The number of dealers using overdraft facilities to stock forecourts has more than doubled over the past two years.
In October 2018 just 9% of dealers used an overdraft for wholesale funding and this more than doubled to 22% in October this year according to new research from Next Gear Capital.,
One in four dealers have used short-term finance options such as government-backed Covid-19 recovery loans and overdrafts to pay for stock since reopening, according to the latest dealer sentiment survey commissioned by NextGear Capital.
Since 1 June, 13% of dealers have used the Bounce Back Loan Scheme or Coronavirus Business Interruption Loan Scheme to stock up their forecourts, while 22% have used an overdraft facility.
Liam Quegan, NextGear Capital managing director, said: “I think it’s a great thing that dealers have taken advantage of Government support. These loans have allowed many to weather the storm and the cash injection has no doubt helped them keep pace with demand and their forecourts stocked over the last few months.

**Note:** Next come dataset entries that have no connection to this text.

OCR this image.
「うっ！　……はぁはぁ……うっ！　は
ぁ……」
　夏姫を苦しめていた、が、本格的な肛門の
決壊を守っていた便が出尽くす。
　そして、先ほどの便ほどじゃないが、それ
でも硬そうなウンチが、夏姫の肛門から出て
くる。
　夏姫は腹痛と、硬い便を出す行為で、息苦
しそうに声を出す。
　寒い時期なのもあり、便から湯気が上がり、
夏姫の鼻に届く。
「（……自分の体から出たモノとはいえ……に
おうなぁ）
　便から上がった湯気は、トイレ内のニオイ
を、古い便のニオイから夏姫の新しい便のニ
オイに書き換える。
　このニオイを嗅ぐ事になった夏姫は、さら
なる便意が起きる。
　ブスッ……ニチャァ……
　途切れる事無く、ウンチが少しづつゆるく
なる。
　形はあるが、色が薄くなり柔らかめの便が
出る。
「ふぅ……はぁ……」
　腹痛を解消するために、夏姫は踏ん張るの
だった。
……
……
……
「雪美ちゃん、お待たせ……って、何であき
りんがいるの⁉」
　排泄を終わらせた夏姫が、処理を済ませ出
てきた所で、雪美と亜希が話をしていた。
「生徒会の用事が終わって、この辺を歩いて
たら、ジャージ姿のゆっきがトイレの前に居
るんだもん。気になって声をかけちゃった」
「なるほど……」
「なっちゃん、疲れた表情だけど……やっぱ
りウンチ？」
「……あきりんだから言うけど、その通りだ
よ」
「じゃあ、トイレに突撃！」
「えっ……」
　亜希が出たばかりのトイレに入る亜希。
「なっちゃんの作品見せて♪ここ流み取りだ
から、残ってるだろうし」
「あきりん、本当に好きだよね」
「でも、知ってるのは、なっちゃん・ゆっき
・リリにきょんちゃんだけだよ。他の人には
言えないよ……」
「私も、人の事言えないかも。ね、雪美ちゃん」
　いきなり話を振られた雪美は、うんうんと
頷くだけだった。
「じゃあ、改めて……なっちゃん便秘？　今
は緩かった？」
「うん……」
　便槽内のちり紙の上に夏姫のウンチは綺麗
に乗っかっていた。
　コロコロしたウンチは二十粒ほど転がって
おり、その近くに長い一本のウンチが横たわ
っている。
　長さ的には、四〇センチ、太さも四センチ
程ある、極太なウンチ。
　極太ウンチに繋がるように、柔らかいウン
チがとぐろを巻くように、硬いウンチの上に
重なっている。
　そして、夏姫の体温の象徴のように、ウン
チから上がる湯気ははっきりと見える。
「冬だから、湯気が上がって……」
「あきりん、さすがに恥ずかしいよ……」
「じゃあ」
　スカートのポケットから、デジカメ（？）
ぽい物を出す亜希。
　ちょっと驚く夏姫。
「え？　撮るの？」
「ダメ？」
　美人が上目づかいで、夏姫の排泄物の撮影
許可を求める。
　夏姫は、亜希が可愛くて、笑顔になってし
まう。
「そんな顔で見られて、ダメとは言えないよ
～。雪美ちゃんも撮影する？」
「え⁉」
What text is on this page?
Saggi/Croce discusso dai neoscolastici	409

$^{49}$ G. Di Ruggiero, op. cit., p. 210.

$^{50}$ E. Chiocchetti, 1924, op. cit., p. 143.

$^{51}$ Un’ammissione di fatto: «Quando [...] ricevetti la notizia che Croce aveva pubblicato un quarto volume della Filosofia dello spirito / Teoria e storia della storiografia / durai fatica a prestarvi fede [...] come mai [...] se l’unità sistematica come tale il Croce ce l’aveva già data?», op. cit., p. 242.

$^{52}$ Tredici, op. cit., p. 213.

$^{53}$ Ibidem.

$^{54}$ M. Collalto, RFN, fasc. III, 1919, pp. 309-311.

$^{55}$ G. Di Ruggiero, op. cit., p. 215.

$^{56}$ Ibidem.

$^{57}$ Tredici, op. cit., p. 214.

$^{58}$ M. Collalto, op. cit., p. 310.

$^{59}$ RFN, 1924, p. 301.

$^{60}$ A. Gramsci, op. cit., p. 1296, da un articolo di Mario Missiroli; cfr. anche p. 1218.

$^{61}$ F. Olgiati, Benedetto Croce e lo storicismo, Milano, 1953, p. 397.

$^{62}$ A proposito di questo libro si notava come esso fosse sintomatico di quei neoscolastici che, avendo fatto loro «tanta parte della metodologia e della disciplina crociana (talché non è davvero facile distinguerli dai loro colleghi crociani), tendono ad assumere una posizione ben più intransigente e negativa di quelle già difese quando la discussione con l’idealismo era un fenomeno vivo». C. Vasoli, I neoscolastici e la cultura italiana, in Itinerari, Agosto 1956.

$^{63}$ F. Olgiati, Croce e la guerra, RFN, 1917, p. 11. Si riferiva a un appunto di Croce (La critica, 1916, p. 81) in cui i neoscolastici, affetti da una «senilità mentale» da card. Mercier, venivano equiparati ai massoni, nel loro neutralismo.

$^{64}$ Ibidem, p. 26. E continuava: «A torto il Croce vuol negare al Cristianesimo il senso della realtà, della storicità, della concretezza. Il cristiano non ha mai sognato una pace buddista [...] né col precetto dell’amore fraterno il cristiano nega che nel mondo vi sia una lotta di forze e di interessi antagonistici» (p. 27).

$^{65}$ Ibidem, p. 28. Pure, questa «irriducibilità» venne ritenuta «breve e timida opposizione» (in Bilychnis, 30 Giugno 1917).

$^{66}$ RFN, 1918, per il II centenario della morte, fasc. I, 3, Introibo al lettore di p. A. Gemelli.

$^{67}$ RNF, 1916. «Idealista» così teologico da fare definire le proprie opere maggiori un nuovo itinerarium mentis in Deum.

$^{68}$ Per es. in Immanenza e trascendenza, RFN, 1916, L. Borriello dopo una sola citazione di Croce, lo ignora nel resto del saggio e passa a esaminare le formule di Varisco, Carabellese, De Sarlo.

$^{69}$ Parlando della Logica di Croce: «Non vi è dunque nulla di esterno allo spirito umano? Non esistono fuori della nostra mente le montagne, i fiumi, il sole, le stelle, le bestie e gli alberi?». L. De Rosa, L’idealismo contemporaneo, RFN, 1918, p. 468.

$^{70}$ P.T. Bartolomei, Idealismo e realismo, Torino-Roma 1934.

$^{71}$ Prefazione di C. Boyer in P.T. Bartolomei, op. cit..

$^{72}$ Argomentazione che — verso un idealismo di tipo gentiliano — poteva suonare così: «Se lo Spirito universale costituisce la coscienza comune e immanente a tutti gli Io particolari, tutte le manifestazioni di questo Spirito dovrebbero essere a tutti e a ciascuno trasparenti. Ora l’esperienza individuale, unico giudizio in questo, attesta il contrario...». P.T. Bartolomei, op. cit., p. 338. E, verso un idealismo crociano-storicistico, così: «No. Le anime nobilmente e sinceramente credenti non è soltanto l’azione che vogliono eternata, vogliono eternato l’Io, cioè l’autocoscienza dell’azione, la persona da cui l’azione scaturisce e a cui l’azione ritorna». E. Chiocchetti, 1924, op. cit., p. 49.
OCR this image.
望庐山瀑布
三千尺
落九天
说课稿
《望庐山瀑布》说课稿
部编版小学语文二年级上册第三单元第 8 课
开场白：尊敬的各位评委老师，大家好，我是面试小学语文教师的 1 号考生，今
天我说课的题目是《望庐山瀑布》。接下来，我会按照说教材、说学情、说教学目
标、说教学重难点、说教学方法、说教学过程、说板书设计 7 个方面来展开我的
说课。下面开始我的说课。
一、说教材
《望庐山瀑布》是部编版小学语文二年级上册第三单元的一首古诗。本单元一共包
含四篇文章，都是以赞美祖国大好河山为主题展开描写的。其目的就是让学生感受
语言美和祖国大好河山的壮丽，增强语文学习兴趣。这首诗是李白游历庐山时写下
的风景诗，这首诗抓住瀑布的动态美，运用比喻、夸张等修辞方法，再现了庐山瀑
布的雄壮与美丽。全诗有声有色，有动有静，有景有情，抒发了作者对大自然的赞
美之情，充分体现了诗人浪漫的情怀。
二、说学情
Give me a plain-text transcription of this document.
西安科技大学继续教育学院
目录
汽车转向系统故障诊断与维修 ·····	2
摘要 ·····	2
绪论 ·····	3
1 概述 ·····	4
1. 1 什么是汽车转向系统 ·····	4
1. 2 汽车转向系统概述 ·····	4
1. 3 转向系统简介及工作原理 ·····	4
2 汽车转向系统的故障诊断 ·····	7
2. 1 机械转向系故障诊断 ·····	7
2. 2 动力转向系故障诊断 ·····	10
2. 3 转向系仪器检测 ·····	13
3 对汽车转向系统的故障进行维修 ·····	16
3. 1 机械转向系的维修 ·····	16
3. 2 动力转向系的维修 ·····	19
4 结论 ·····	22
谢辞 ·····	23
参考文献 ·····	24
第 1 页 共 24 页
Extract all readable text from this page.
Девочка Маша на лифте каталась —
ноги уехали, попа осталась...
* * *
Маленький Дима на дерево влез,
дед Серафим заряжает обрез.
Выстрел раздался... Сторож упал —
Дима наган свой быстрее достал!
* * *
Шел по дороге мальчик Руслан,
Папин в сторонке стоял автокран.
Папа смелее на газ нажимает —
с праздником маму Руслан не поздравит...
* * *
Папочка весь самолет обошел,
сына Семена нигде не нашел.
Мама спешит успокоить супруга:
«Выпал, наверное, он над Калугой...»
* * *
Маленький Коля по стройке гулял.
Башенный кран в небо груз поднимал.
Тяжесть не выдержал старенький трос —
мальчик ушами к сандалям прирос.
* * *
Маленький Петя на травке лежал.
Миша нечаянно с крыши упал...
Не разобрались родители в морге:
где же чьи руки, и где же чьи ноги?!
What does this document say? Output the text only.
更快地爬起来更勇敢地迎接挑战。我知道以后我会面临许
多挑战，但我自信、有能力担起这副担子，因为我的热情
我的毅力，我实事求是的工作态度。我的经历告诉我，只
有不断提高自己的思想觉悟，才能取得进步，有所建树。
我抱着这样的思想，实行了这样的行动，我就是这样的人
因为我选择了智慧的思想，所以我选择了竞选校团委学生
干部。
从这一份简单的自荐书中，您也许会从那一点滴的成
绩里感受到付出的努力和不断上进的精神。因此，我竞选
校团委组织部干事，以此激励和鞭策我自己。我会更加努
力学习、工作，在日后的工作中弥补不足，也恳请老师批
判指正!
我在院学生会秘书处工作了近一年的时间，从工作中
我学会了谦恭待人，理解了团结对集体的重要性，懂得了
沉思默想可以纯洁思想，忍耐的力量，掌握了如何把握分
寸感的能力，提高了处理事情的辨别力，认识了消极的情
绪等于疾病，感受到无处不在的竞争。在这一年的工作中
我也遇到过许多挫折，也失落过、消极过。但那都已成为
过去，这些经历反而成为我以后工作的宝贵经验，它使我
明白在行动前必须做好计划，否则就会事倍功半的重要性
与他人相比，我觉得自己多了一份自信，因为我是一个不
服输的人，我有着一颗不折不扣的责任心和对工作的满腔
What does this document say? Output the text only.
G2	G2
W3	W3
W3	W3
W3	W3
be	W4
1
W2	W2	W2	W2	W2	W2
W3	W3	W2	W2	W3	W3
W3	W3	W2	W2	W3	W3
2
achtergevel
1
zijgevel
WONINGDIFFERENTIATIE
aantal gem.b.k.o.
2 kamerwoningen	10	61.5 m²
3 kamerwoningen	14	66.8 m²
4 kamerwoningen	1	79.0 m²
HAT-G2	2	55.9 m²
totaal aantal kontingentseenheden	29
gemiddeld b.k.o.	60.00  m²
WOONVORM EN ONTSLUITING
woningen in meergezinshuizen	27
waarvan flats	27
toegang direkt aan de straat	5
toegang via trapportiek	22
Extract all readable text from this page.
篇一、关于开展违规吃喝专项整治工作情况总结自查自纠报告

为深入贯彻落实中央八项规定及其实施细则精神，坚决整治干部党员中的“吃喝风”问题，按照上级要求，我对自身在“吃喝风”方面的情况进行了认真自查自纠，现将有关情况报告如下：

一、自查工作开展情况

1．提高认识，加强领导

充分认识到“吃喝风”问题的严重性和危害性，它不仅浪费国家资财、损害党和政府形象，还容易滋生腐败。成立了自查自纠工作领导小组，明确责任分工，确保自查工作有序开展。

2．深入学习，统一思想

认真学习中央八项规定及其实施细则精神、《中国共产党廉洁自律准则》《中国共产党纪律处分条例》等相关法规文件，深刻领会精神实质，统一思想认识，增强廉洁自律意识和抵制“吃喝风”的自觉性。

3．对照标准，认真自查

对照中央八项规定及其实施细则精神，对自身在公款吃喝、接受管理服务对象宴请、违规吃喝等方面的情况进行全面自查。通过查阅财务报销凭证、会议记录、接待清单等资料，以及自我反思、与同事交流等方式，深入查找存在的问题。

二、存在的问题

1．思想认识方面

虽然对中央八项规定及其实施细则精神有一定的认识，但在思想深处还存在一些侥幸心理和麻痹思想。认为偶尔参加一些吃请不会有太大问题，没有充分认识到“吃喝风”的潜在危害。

“However, the number using their overdraft facilities is concerning. Overdrafts are a short-term solution that can be expensive as cost is incurred until the overall balance returns to black. It can be like chasing your tail to get back into a positive position. I would urge any dealers leaning heavily on their overdraft facility to review their options and consider alternative means of stock funding that better suits their longer-term requirements.
“It makes sense dealers are using their own cash to fund stock where they can. With costs under scrutiny and market conditions forcing many to buy from multiple sources, cash trumps most alternatives. However, it doesn’t come without risk. Now more than ever, it’s vital to keep costs front of mind and maintain a very close eye on cash flow, remember that government schemes are unlikely to remain in place for much longer. Dealers with cash in the bank and access to funding that protects this position and affords them flexibility and choice will be best placed to navigate the challenges that lie ahead.”
The survey also revealed that since 1st June, 22% of dealers have purchased stock with captive finance, 9% via a bank loan and the same number have used non-captive finance.